Figure 3: Illustration of two-stage message passing of our Dynamic Hypergrpah Convolution (DHConv). hc​ is the feature of the hyperedge centroid, Sie​ is the cosine similarity matrix between vertices and hyperedge centroids, and xi​ and xi′​ represent the vertex feature before and after DHConv.
The Vertex Convolution leverages cosine similarity clustering hyperedges, adaptively aggregating features through dynamic learning. The feature aggregation process for clustering hyperedges involves cosine similarity between vertices and hyperedge centroids, while for dilated hyperedges, it captures multi-scale information efficiently using learnable, sparsity-aware weights. Hyperedge Convolution adaptively leverages hyperedge features to update vertex embeddings based on cosine similarity or hyperedge weights, inspired by the Graph Isomorphism Network (GIN).
Experimental Validation and Results
The authors conducted extensive experiments on benchmark image datasets to evaluate DVHGNN. On ImageNet-1K, DVHGNN-S achieved a top-1 accuracy of 83.1\%, outperforming ViG-S by 1.0% and ViHGNN-S by 0.6%. The comparison of FLOPs and Top-1 accuracy on ImageNet-1K is shown in (Figure 4).
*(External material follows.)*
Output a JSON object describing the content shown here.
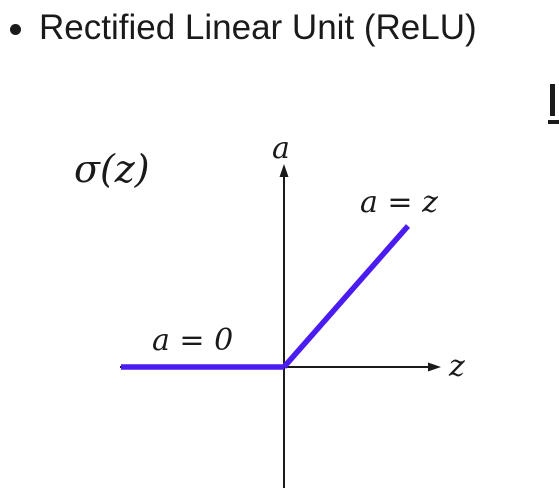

Figure 4: Comparison of FLOPs and Top-1 accuracy on ImageNet-1K. The proposed DVHGNN achieves the best performance compared to other state-of-the-art models.
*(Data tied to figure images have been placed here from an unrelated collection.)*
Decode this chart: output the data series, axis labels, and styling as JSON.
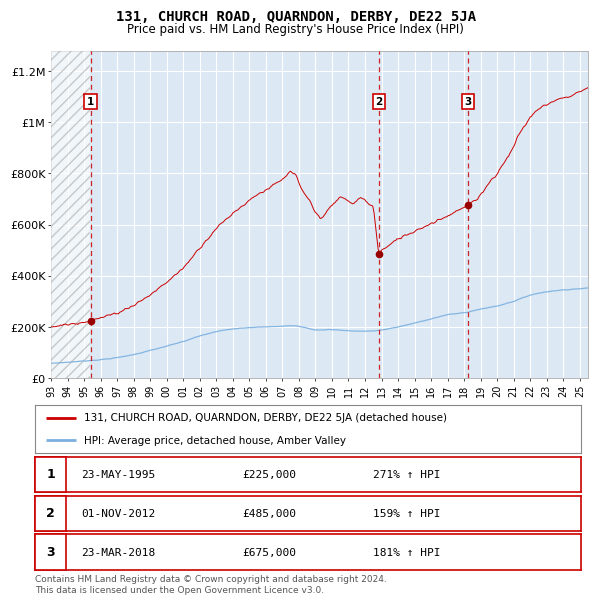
{
  "title": "131, CHURCH ROAD, QUARNDON, DERBY, DE22 5JA",
  "subtitle": "Price paid vs. HM Land Registry's House Price Index (HPI)",
  "background_color": "#dce9f5",
  "plot_bg_color": "#dce9f5",
  "hatch_region_end_year": 1995.38,
  "xlim": [
    1993.0,
    2025.5
  ],
  "ylim": [
    0,
    1280000
  ],
  "yticks": [
    0,
    200000,
    400000,
    600000,
    800000,
    1000000,
    1200000
  ],
  "ytick_labels": [
    "£0",
    "£200K",
    "£400K",
    "£600K",
    "£800K",
    "£1M",
    "£1.2M"
  ],
  "xticks": [
    1993,
    1994,
    1995,
    1996,
    1997,
    1998,
    1999,
    2000,
    2001,
    2002,
    2003,
    2004,
    2005,
    2006,
    2007,
    2008,
    2009,
    2010,
    2011,
    2012,
    2013,
    2014,
    2015,
    2016,
    2017,
    2018,
    2019,
    2020,
    2021,
    2022,
    2023,
    2024,
    2025
  ],
  "sale_dates": [
    1995.388,
    2012.836,
    2018.22
  ],
  "sale_prices": [
    225000,
    485000,
    675000
  ],
  "sale_labels": [
    "1",
    "2",
    "3"
  ],
  "legend_red_label": "131, CHURCH ROAD, QUARNDON, DERBY, DE22 5JA (detached house)",
  "legend_blue_label": "HPI: Average price, detached house, Amber Valley",
  "table_rows": [
    [
      "1",
      "23-MAY-1995",
      "£225,000",
      "271% ↑ HPI"
    ],
    [
      "2",
      "01-NOV-2012",
      "£485,000",
      "159% ↑ HPI"
    ],
    [
      "3",
      "23-MAR-2018",
      "£675,000",
      "181% ↑ HPI"
    ]
  ],
  "footer_text": "Contains HM Land Registry data © Crown copyright and database right 2024.\nThis data is licensed under the Open Government Licence v3.0.",
  "red_color": "#cc0000",
  "blue_color": "#7aafdf",
  "dot_color": "#990000"
}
Object detection and instance segmentation tasks on MS-COCO showed that DVHGNN-S achieved 43.3% mAP under the RetinaNet framework, surpassing ViG by 1.5% and ViHGNN by 1.1%. Under the Mask R-CNN framework, DVHGNN-S achieved 44.8% bbox mAP and 40.2% mask mAP, outperforming ViHGNN by 1.7% and 0.6%, respectively. Semantic segmentation experiments on ADE20K using Semantic FPN and UperNet frameworks also demonstrated superior performance compared to other backbones. Ablation studies validated the contributions of individual modules, with the visualization of the hypergraph structure shown in (Figure 5).



Figure 5: Visualization of the hypergraph structure of DVHGNN. The hypergraph structure is obtained by an overlay of hyperedges derived from the Clustering method and DHGC.
The visualization of cross-tasks clustering hyperedges in object detection and instance segmentation is shown in (Figure 6).
Figure 6: Visualization of cross-tasks clustering hyperedges in object detection and instance segmentation, respectively.
Conclusion
The paper presents DVHGNN, a novel vision backbone that learns hypergraph-aware vision features through a dynamic, learnable hypergraph. The method adaptively captures multi-scale dependencies and aggregates vertex features into hyperedge features using a novel dynamic hypergraph convolution. The qualitative and quantitative results demonstrate the effectiveness of DVHGNN in enhancing the learning performance of various vision tasks. Future work will explore the scalability and generalization of DVHGNN across additional vision tasks.